Having had a parent who succumbed to Alzheimer’s, stories in that vein affect me deeper than most.  “Come To My Arms My Beamish Boy” by Douglas Warrick is no exception.  A man in the final stages of Alzheimer’s envisions the loss of his memories as a kind of theft, seeing them sucked from his body and his life by creatures he describes as like lampreys.  His desperation, sadness, and the loss of his most precious memories all hit home.  It tries, I believe, to end on a slight up note, but for me, it didn’t succeed.
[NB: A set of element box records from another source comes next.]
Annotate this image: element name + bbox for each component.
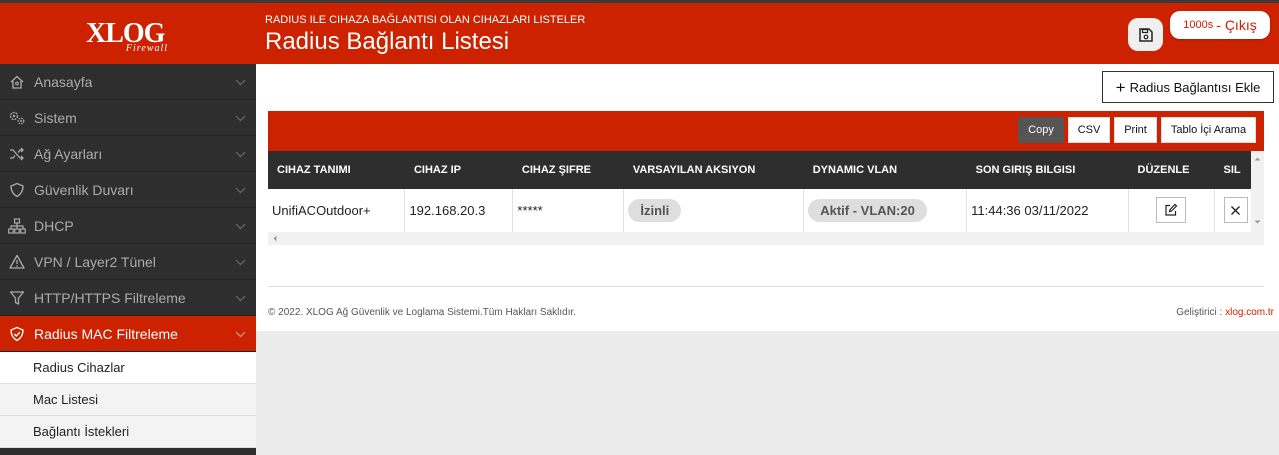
sidebar-subitem-radius-cihazlar[interactable]: Radius Cihazlar xyxy=(0,352,256,384)
scroll-left-icon xyxy=(273,235,277,242)
save-button[interactable] xyxy=(1128,18,1163,51)
logo-subtitle: Firewall xyxy=(125,42,168,54)
shield-icon xyxy=(8,181,26,199)
sidebar-item-label: Anasayfa xyxy=(34,73,93,90)
scroll-down-icon xyxy=(1254,220,1261,224)
sidebar-subitem-mac-listesi[interactable]: Mac Listesi xyxy=(0,384,256,416)
sidebar-item-label: DHCP xyxy=(34,217,74,234)
chevron-down-icon xyxy=(235,151,246,158)
sidebar-item-vpn[interactable]: VPN / Layer2 Tünel xyxy=(0,244,256,280)
developer-link[interactable]: xlog.com.tr xyxy=(1225,307,1274,318)
logo[interactable]: XLOG Firewall xyxy=(0,3,256,64)
sidebar-item-dhcp[interactable]: DHCP xyxy=(0,208,256,244)
sidebar-item-ag-ayarlari[interactable]: Ağ Ayarları xyxy=(0,136,256,172)
sidebar: Anasayfa Sistem Ağ Ayarları Güvenlik Duv… xyxy=(0,64,256,455)
column-header[interactable]: CIHAZ TANIMI xyxy=(268,151,405,189)
close-icon xyxy=(1231,205,1241,215)
chevron-down-icon xyxy=(235,187,246,194)
logout-button[interactable]: 1000s - Çıkış xyxy=(1170,11,1270,39)
add-button-label: Radius Bağlantısı Ekle xyxy=(1129,79,1261,95)
table-row: UnifiACOutdoor+ 192.168.20.3 ***** İzinl… xyxy=(268,189,1262,233)
home-icon xyxy=(8,73,26,91)
chevron-down-icon xyxy=(235,79,246,86)
shuffle-icon xyxy=(8,145,26,163)
cell-device-name: UnifiACOutdoor+ xyxy=(268,189,406,233)
cell-device-ip: 192.168.20.3 xyxy=(404,189,514,233)
column-header[interactable]: CIHAZ IP xyxy=(404,151,513,189)
cell-dynamic-vlan: Aktif - VLAN:20 xyxy=(803,189,968,233)
chevron-down-icon xyxy=(235,115,246,122)
cell-last-login: 11:44:36 03/11/2022 xyxy=(966,189,1130,233)
sidebar-item-label: Güvenlik Duvarı xyxy=(34,181,134,198)
sidebar-item-sistem[interactable]: Sistem xyxy=(0,100,256,136)
chevron-down-icon xyxy=(235,259,246,266)
edit-button[interactable] xyxy=(1156,197,1187,224)
session-counter: 1000s xyxy=(1183,19,1214,31)
csv-button[interactable]: CSV xyxy=(1068,117,1110,143)
sidebar-item-label: Radius MAC Filtreleme xyxy=(34,325,178,342)
scroll-up-icon xyxy=(1254,157,1261,161)
table-header-row: CIHAZ TANIMI CIHAZ IP CIHAZ ŞIFRE VARSAY… xyxy=(268,151,1261,189)
cell-default-action: İzinli xyxy=(623,189,805,233)
copy-button[interactable]: Copy xyxy=(1018,117,1064,143)
table-toolbar: Copy CSV Print Tablo İçi Arama xyxy=(268,111,1264,151)
column-header[interactable]: DYNAMIC VLAN xyxy=(803,151,967,189)
action-badge: İzinli xyxy=(628,198,682,222)
horizontal-scrollbar[interactable] xyxy=(268,232,1261,245)
developer-label: Geliştirici : xyxy=(1176,307,1223,318)
table-container: CIHAZ TANIMI CIHAZ IP CIHAZ ŞIFRE VARSAY… xyxy=(268,151,1264,245)
column-header[interactable]: CIHAZ ŞIFRE xyxy=(512,151,624,189)
table-search-button[interactable]: Tablo İçi Arama xyxy=(1161,117,1256,143)
vlan-badge: Aktif - VLAN:20 xyxy=(808,198,927,222)
sidebar-item-http-filtreleme[interactable]: HTTP/HTTPS Filtreleme xyxy=(0,280,256,316)
vertical-scrollbar[interactable] xyxy=(1251,151,1264,245)
column-header[interactable]: VARSAYILAN AKSIYON xyxy=(623,151,804,189)
gears-icon xyxy=(8,109,26,127)
warning-icon xyxy=(8,253,26,271)
page-subtitle: RADIUS ILE CIHAZA BAĞLANTISI OLAN CIHAZL… xyxy=(265,14,586,26)
sidebar-item-guvenlik-duvari[interactable]: Güvenlik Duvarı xyxy=(0,172,256,208)
plus-icon: + xyxy=(1115,77,1126,97)
add-radius-connection-button[interactable]: + Radius Bağlantısı Ekle xyxy=(1102,71,1274,103)
radius-connections-table: CIHAZ TANIMI CIHAZ IP CIHAZ ŞIFRE VARSAY… xyxy=(268,151,1262,233)
sidebar-item-label: HTTP/HTTPS Filtreleme xyxy=(34,289,186,306)
logout-label: - Çıkış xyxy=(1216,17,1257,33)
sidebar-item-label: Ağ Ayarları xyxy=(34,145,103,162)
floppy-disk-icon xyxy=(1138,27,1153,42)
sidebar-item-label: VPN / Layer2 Tünel xyxy=(34,253,156,270)
delete-button[interactable] xyxy=(1223,197,1248,224)
chevron-down-icon xyxy=(235,331,246,338)
edit-icon xyxy=(1165,203,1178,216)
main-content: + Radius Bağlantısı Ekle Copy CSV Print … xyxy=(256,64,1279,331)
sidebar-subitem-baglanti-istekleri[interactable]: Bağlantı İstekleri xyxy=(0,416,256,448)
cell-edit xyxy=(1128,189,1215,233)
network-icon xyxy=(8,217,26,235)
sidebar-item-anasayfa[interactable]: Anasayfa xyxy=(0,64,256,100)
shield-check-icon xyxy=(8,325,26,343)
footer-divider xyxy=(268,286,1264,287)
chevron-down-icon xyxy=(235,223,246,230)
filter-icon xyxy=(8,289,26,307)
sidebar-item-label: Sistem xyxy=(34,109,77,126)
cell-device-password: ***** xyxy=(512,189,625,233)
column-header[interactable]: SON GIRIŞ BILGISI xyxy=(966,151,1129,189)
page-title: Radius Bağlantı Listesi xyxy=(265,28,510,55)
footer-copyright: © 2022. XLOG Ağ Güvenlik ve Loglama Sist… xyxy=(268,307,577,318)
sidebar-item-radius-mac-filtreleme[interactable]: Radius MAC Filtreleme xyxy=(0,316,256,352)
print-button[interactable]: Print xyxy=(1114,117,1157,143)
header: XLOG Firewall RADIUS ILE CIHAZA BAĞLANTI… xyxy=(0,3,1279,64)
chevron-down-icon xyxy=(235,295,246,302)
column-header[interactable]: DÜZENLE xyxy=(1128,151,1215,189)
footer-developer: Geliştirici : xlog.com.tr xyxy=(1176,307,1274,318)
“Death and the Maiden” by Richard Calder is apparently part one of an unknown number of parts, and while the story will almost certainly become clearer with future installments, as a stand alone, it tells us essentially nothing.  A prostitute is picked up by some psycho killer and is rescued by someone else who might be Death.  It has some action going for it, but that’s about it.  Incidentally, this is one of the fully illustrated comic-style stories in this issue, and I found the illustrations—grainy slick CGI affairs—to be a little hard on the eyes, most probably coming from some much larger format and being shrunk down to fit the page.

There's a Stephen King story about a man who maintains his wife, dying of some terminal disease or other, in a room where he keeps time slow so she will live as long as possible as they search for a cure.  Don’t ask me to remember the title, but I think it’s in Skeleton Crew.  At any rate, “The Other Woman” by Chris Lynch is reminiscent of it.  A man visits his wife on their anniversary, and she’s being kept alive by the all the horrors within the power of modern medicine to inflict.  It’s a little sad, but we’re given no backstory and little reason to care about the characters, and the narrative is really too shallow to be anything more.

A hostage negotiator with a unique ability to really get inside the heads of the gunman is called to what seems, at least at first, to be an ordinary hostage situation in “Empathy” by Luke Cooper.  As we quickly learn, that getting-inside-the-head thing can have unintended consequences in the hands of a clever author.  I liked it.